Durante quei giorni abbiamo vissuto momenti emozionanti che hanno arricchito le menti e il cuore: ricordiamo “Warld”, attività su problemi legati alla guerra e alla fame nel mondo; la celebrazione eucaristica del 29 dicembre, con tutti i partecipanti; il dialogo con il fondatore, il quale ha risposto a molte domande fatte dai giovani e che ci ha fatto riflettere profondamente su alcuni aspetti della vita.

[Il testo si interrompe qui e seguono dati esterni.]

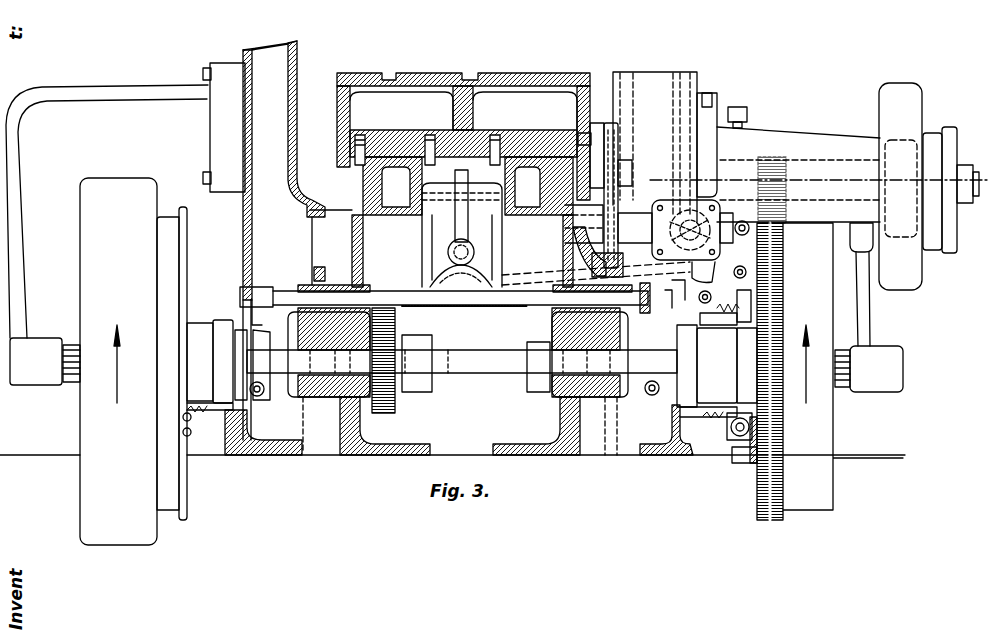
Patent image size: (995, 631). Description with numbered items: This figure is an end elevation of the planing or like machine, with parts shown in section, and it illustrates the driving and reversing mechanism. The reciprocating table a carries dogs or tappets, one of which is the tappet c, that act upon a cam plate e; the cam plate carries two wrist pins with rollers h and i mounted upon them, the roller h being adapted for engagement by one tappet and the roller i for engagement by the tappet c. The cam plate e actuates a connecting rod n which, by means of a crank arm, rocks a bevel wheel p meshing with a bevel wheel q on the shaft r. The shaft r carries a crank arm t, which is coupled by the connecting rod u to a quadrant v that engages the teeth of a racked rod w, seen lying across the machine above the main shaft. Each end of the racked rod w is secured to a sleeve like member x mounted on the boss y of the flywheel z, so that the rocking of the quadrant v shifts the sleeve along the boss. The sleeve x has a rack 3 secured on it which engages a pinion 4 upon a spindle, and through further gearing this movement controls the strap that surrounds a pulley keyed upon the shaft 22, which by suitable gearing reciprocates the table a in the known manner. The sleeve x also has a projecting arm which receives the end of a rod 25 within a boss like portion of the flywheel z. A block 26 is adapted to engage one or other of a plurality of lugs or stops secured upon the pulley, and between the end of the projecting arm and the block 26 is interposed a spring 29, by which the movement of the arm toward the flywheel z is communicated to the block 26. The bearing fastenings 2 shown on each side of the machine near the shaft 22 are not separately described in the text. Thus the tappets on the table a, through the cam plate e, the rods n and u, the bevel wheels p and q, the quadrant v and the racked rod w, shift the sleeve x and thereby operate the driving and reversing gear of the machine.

The reciprocating table a is at (500, 73).
The tappet c is at (596, 168).
The roller h is at (607, 165).
The roller i is at (622, 188).
The cam plate e is at (610, 210).
The bevel wheel p is at (656, 232).
The shaft r is at (702, 228).
The bevel wheel q is at (719, 273).
The crank arm t is at (688, 294).
The connecting rod n is at (573, 257).
The connecting rod u is at (529, 273).
The quadrant v is at (442, 272).
The racked rod w is at (283, 298).
The sleeve like member x is at (462, 363).
The boss y is at (747, 365).
The flywheel z is at (491, 361).
The bolt 2 is at (263, 373).
The rack 3 is at (200, 415).
The pinion 4 is at (188, 428).
The shaft 22 is at (482, 370).
The rod 25 is at (726, 312).
The block 26 is at (742, 316).
The spring 29 is at (728, 320).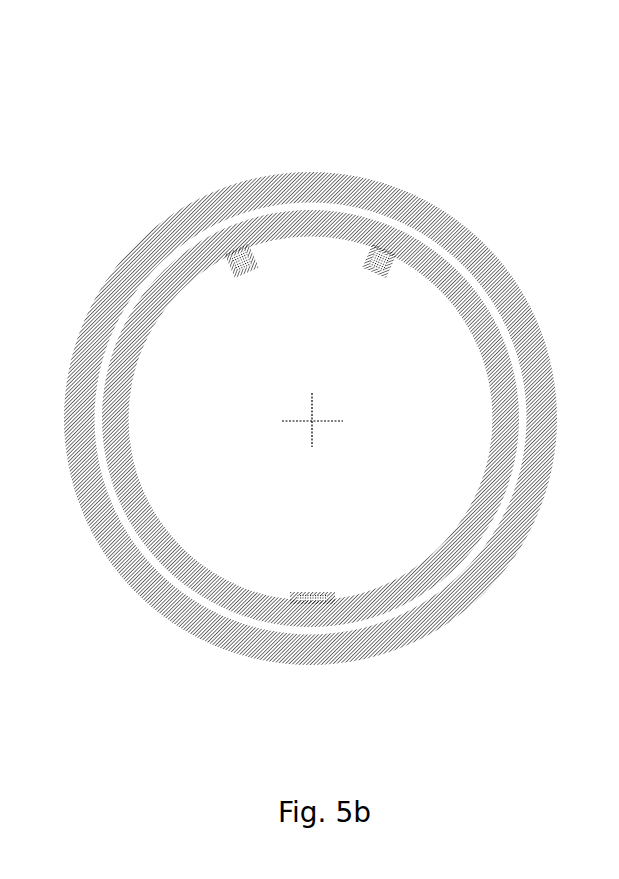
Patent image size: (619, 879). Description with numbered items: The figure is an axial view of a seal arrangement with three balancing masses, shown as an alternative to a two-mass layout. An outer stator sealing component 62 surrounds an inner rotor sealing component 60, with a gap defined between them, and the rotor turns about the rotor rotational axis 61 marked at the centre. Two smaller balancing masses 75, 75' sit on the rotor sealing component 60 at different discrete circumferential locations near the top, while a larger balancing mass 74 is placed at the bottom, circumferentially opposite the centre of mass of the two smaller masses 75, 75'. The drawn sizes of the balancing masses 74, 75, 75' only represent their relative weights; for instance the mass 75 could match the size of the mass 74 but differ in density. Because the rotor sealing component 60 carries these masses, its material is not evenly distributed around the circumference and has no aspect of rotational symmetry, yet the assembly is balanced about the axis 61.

The rotor sealing component 60 is at (310, 342).
The rotor rotational axis 61 is at (444, 281).
The stator sealing component 62 is at (310, 351).
The balancing mass 74 is at (406, 689).
The balancing mass 75 is at (183, 168).
The balancing mass 75' is at (444, 168).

L’episodio più significativo è stato il 29 dicembre: nel pomeriggio abbiamo partecipato alla “marcia della pace” del Sermig, svoltasi nel quartiere di Porta Palazzo. Con noi c’erano anche giovani, bambini, donne, uomini, cattolici, altri cristiani, musulmani, atei, amici dell’Arsenale, gente del quartiere. E così, tra i colori della pace, che sono anche quelli della gioia, dell’amore, dell’amicizia, del no alla guerra, tra canti, danze e i sorrisi dei bambini, ancora fissi nei nostri cuori, abbiamo composto un immenso fiume di persone che ha camminato per alcune strade di Torino, ribadendo che la pace è realmente possibile. È stata un’emozione irripetibile. Durante il ritorno ci siamo posti una domanda ed è maturata una convinzione: l’iniziativa del Sermig si deve forse fermare a Torino o è possibile portarla nelle nostre parrocchie, nel nostro quartiere, nel nostro cuore? La convinzione è che dobbiamo sempre credere nei sogni e basta anche solo una piccola manciata di giovani per realizzare il cambiamento. Infine, come ci ha ricordato il fondatore del Sermig, Ernesto Olivero, «i sogni, anche quelli grandi, partono sempre dai piccoli passi. Eravamo un gruppetto di giovani che voleva abbattere la fame nel mondo, ma non avevamo una lira, un luogo in cui ritrovarci, non avevamo nulla. Continuamente le porte ci venivano sbattute in faccia. Noi, però, non abbiamo mai protestato. Pianto sì e anche molto. Ma mai protestato, perché chi protesta è un debole; chi è forte è l’alternativa. Poi il Comune ci ha dato questo luogo di guerra e di morte: noi lo abbiamo trasformato in un luogo di pace».
Utilizzando le parole del cantautore Vasco Brondi, poniamoci una domanda: «Arriverà la pace inaspettata e benedetta?». Noi che abbiamo visto il luogo e vissuto l’esperienza del Sermig,
possiamo dire con certezza che la pace è possibile, ma non deve fermarsi solo in alcuni luoghi: deve e può essere esportata in tutto il mondo.